SPRAAK
|
The Wall Street Journal test suite has been one of the most widely used speech recognition benchmarks since the early 90's. This demo suite contains a configuration for training a state-of-the-art HMM based system for the WSJ benchmark. On the popular November 92 non-verbalized punctuation test set using a trigram language model an error rate of less than 8% is obtained.
This tutorial is not written for first time users of SPRAAK and/or speech recognition. We advise first time users to go through the TIMIT tutorials first, as these introduce individual components and concepts of the SPRAAK package step by step. This tutorial assumes an understanding of the concepts underlying a large vocabulary speech recognition system. Experienced speech recognition researchers may give it a try to start here and dig further in the general manual pages or read selected pages from the TIMIT tutorials when needed.

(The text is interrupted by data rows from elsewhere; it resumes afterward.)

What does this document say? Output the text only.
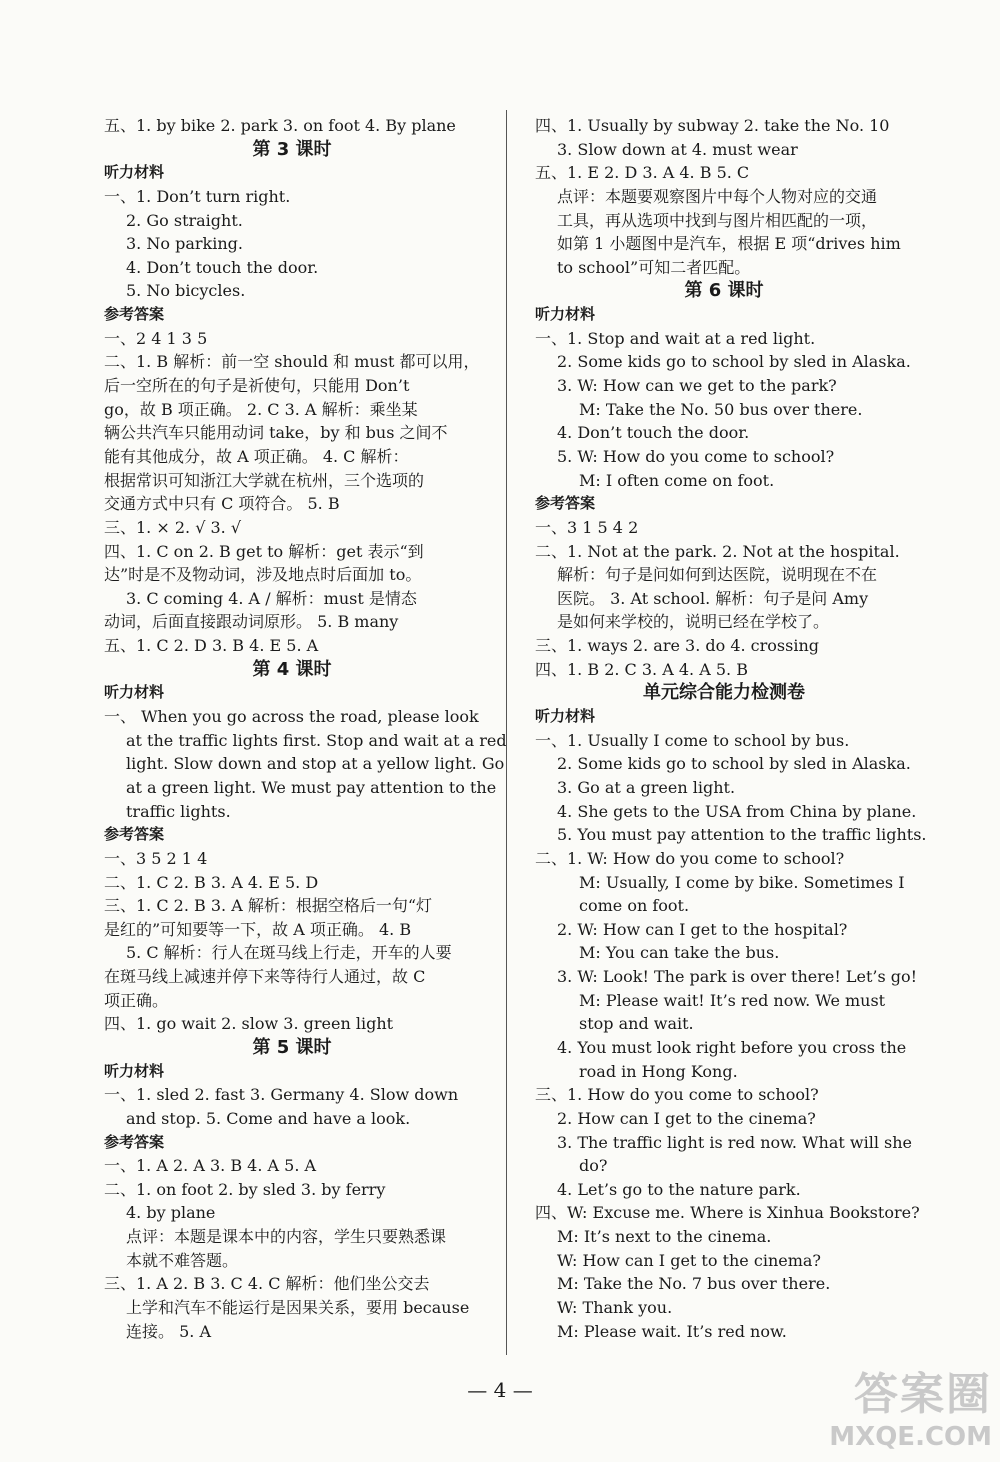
五、1. by bike 2. park 3. on foot 4. By plane
第 3 课时
听力材料
一、1. Don’t turn right.
2. Go straight.
3. No parking.
4. Don’t touch the door.
5. No bicycles.
参考答案
一、2 4 1 3 5
二、1. B 解析：前一空 should 和 must 都可以用，
后一空所在的句子是祈使句，只能用 Don’t
go，故 B 项正确。 2. C 3. A 解析：乘坐某
辆公共汽车只能用动词 take，by 和 bus 之间不
能有其他成分，故 A 项正确。 4. C 解析：
根据常识可知浙江大学就在杭州，三个选项的
交通方式中只有 C 项符合。 5. B
三、1. × 2. √ 3. √
四、1. C on 2. B get to 解析：get 表示“到
达”时是不及物动词，涉及地点时后面加 to。
3. C coming 4. A / 解析：must 是情态
动词，后面直接跟动词原形。 5. B many
五、1. C 2. D 3. B 4. E 5. A
第 4 课时
听力材料
一、 When you go across the road, please look
at the traffic lights first. Stop and wait at a red
light. Slow down and stop at a yellow light. Go
at a green light. We must pay attention to the
traffic lights.
参考答案
一、3 5 2 1 4
二、1. C 2. B 3. A 4. E 5. D
三、1. C 2. B 3. A 解析：根据空格后一句“灯
是红的”可知要等一下，故 A 项正确。 4. B
5. C 解析：行人在斑马线上行走，开车的人要
在斑马线上减速并停下来等待行人通过，故 C
项正确。
四、1. go wait 2. slow 3. green light
第 5 课时
听力材料
一、1. sled 2. fast 3. Germany 4. Slow down
and stop. 5. Come and have a look.
参考答案
一、1. A 2. A 3. B 4. A 5. A
二、1. on foot 2. by sled 3. by ferry
4. by plane
点评：本题是课本中的内容，学生只要熟悉课
本就不难答题。
三、1. A 2. B 3. C 4. C 解析：他们坐公交去
上学和汽车不能运行是因果关系，要用 because
连接。 5. A
四、1. Usually by subway 2. take the No. 10
3. Slow down at 4. must wear
五、1. E 2. D 3. A 4. B 5. C
点评：本题要观察图片中每个人物对应的交通
工具，再从选项中找到与图片相匹配的一项，
如第 1 小题图中是汽车，根据 E 项“drives him
to school”可知二者匹配。
第 6 课时
听力材料
一、1. Stop and wait at a red light.
2. Some kids go to school by sled in Alaska.
3. W: How can we get to the park?
M: Take the No. 50 bus over there.
4. Don’t touch the door.
5. W: How do you come to school?
M: I often come on foot.
参考答案
一、3 1 5 4 2
二、1. Not at the park. 2. Not at the hospital.
解析：句子是问如何到达医院，说明现在不在
医院。 3. At school. 解析：句子是问 Amy
是如何来学校的，说明已经在学校了。
三、1. ways 2. are 3. do 4. crossing
四、1. B 2. C 3. A 4. A 5. B
单元综合能力检测卷
听力材料
一、1. Usually I come to school by bus.
2. Some kids go to school by sled in Alaska.
3. Go at a green light.
4. She gets to the USA from China by plane.
5. You must pay attention to the traffic lights.
二、1. W: How do you come to school?
M: Usually, I come by bike. Sometimes I
come on foot.
2. W: How can I get to the hospital?
M: You can take the bus.
3. W: Look! The park is over there! Let’s go!
M: Please wait! It’s red now. We must
stop and wait.
4. You must look right before you cross the
road in Hong Kong.
三、1. How do you come to school?
2. How can I get to the cinema?
3. The traffic light is red now. What will she
do?
4. Let’s go to the nature park.
四、W: Excuse me. Where is Xinhua Bookstore?
M: It’s next to the cinema.
W: How can I get to the cinema?
M: Take the No. 7 bus over there.
W: Thank you.
M: Please wait. It’s red now.
— 4 —	答案圈
MXQE.COM
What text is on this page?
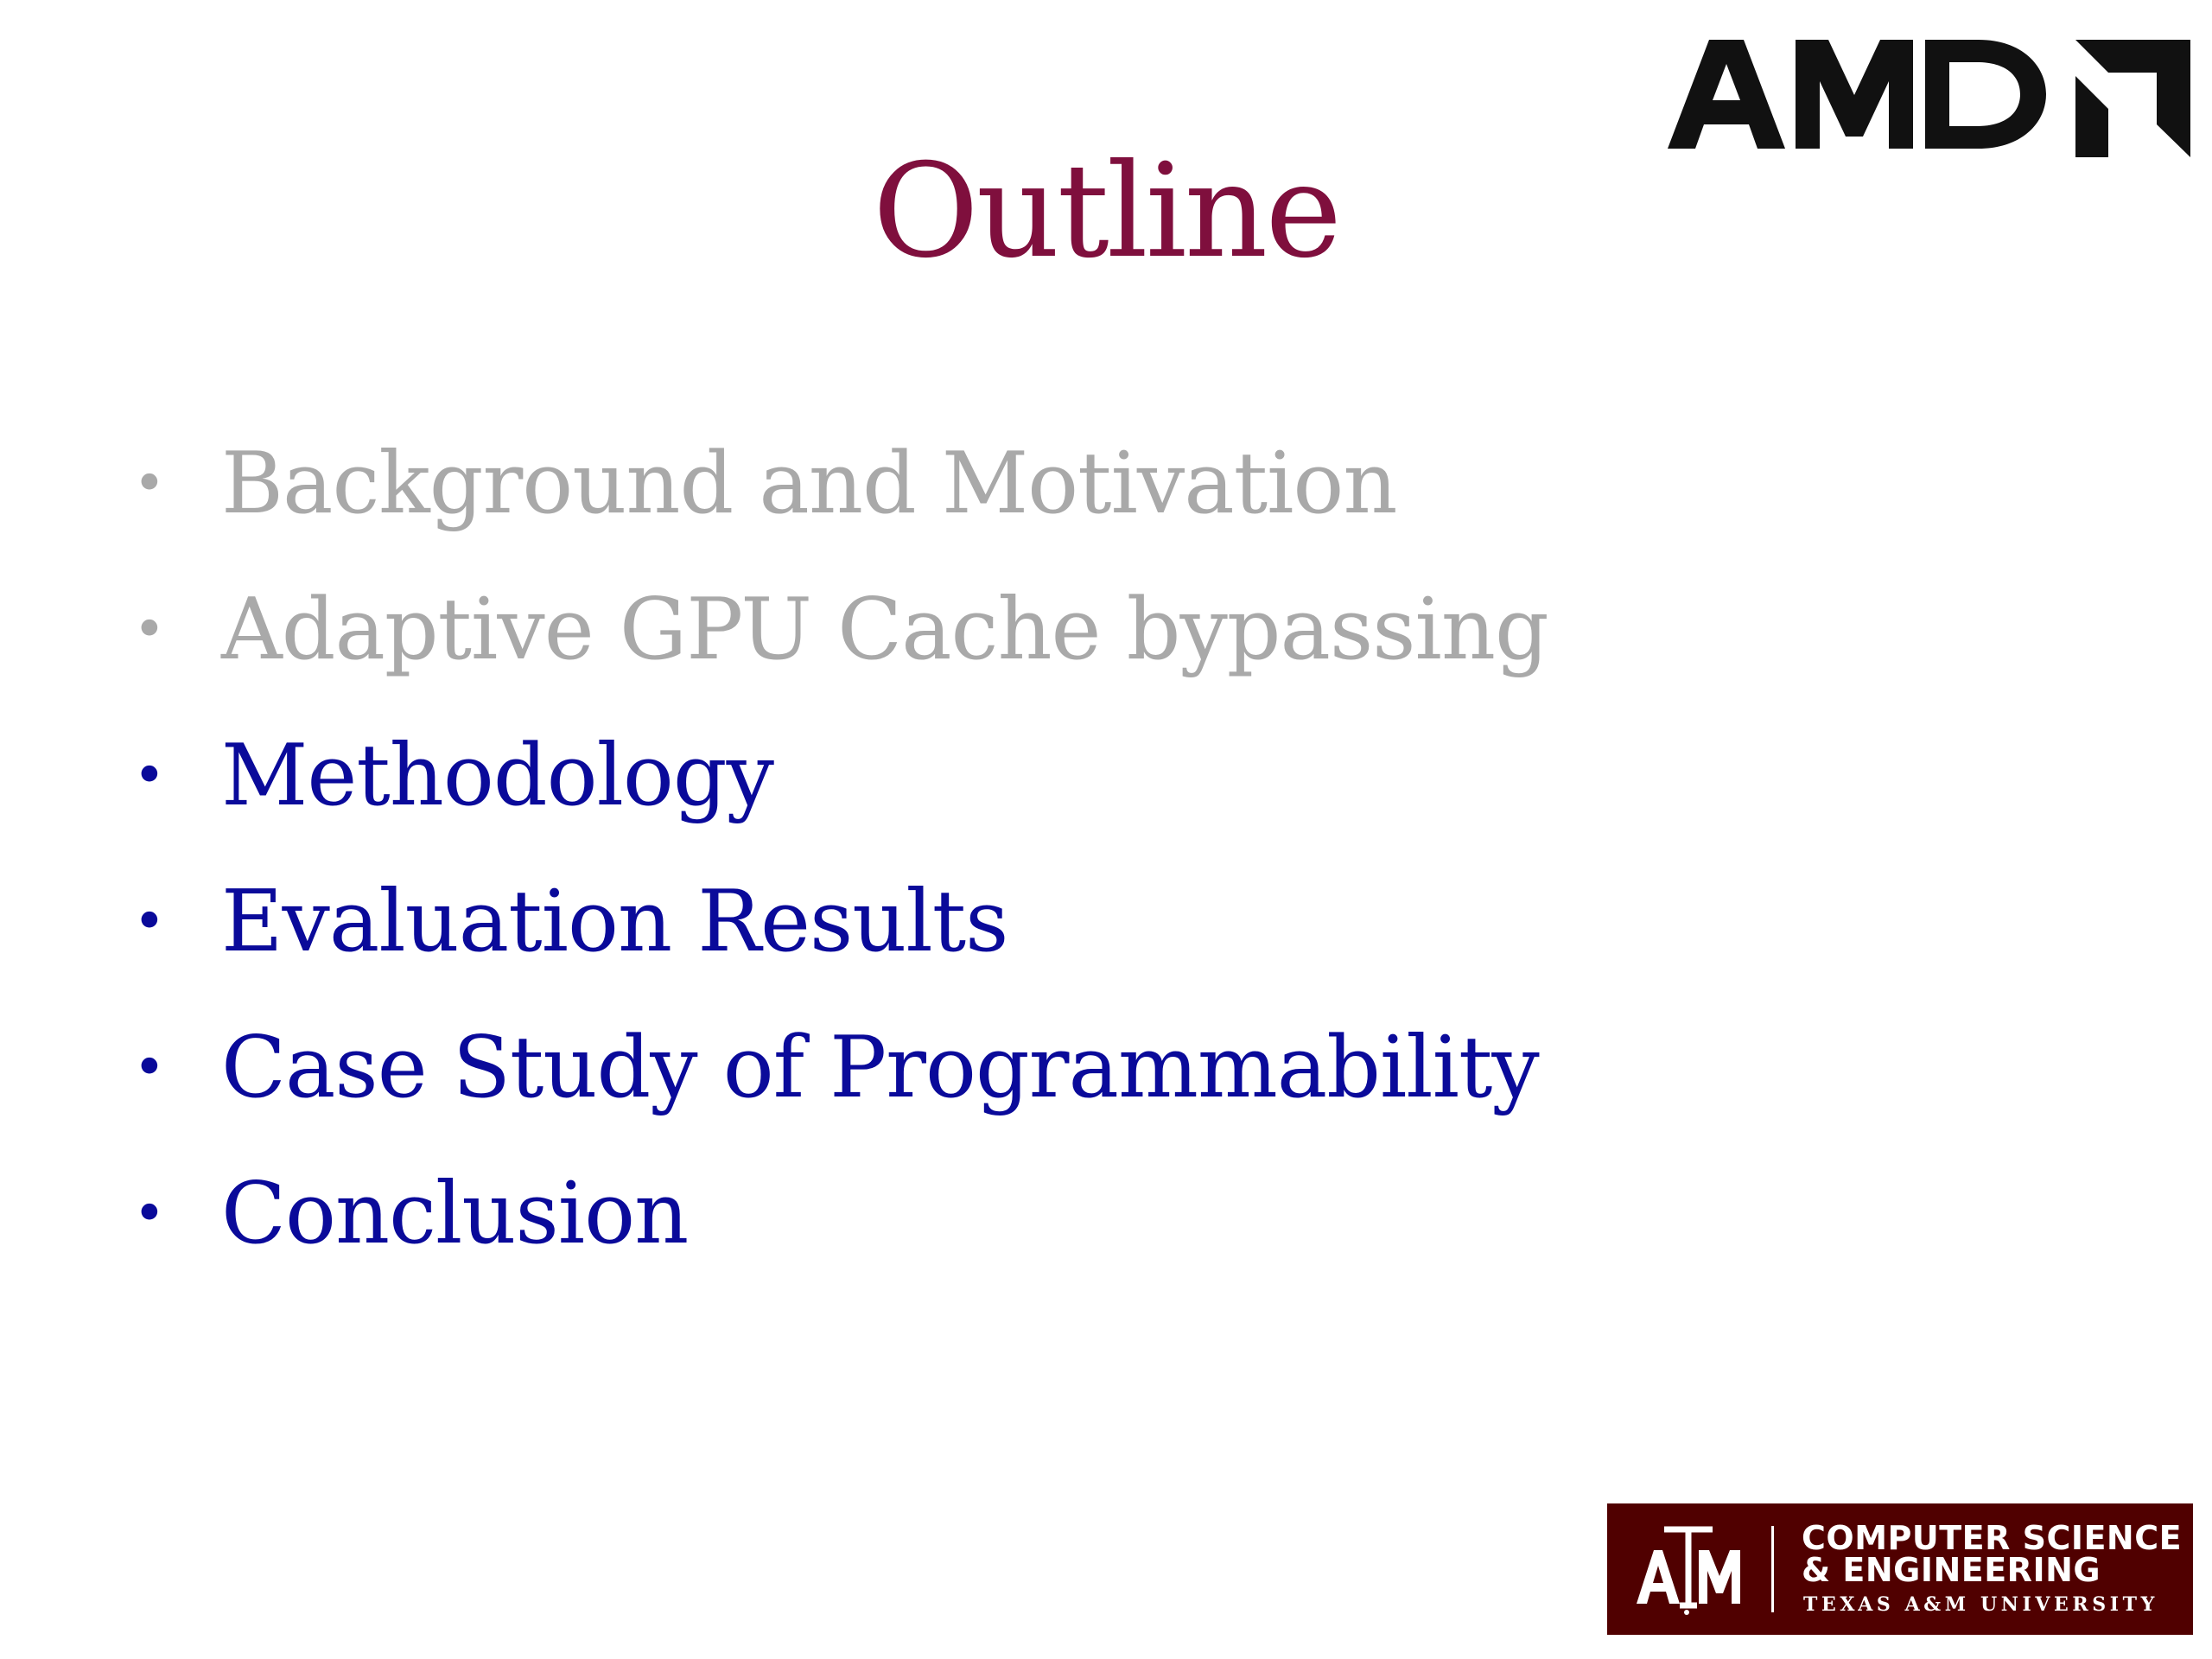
Outline
• Background and Motivation
• Adaptive GPU Cache bypassing
• Methodology
• Evaluation Results
• Case Study of Programmability
• Conclusion
COMPUTER SCIENCE
& ENGINEERING
TEXAS A&M UNIVERSITY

This tutorial shows all the steps in creating and evaluating a large vocabulary systen, including: – getting all the required resources in place and in the right format – training an acoustic model – preparing a language model – evaulating and fine tuning the final system
The WSJ benchmark was established in the early 90's as a means of driving the development and establishing a uniform evaluating methodology for large vocabulary speech recognition. The benchmark has mainly been used to evaluate the progress in acoustic modeling. While it is a popular and useful benchmark, one should also understand it's limitations. The "read speech" and "high quality recordings" properties make that these results or a system trained with only this data are not representative for real life applications.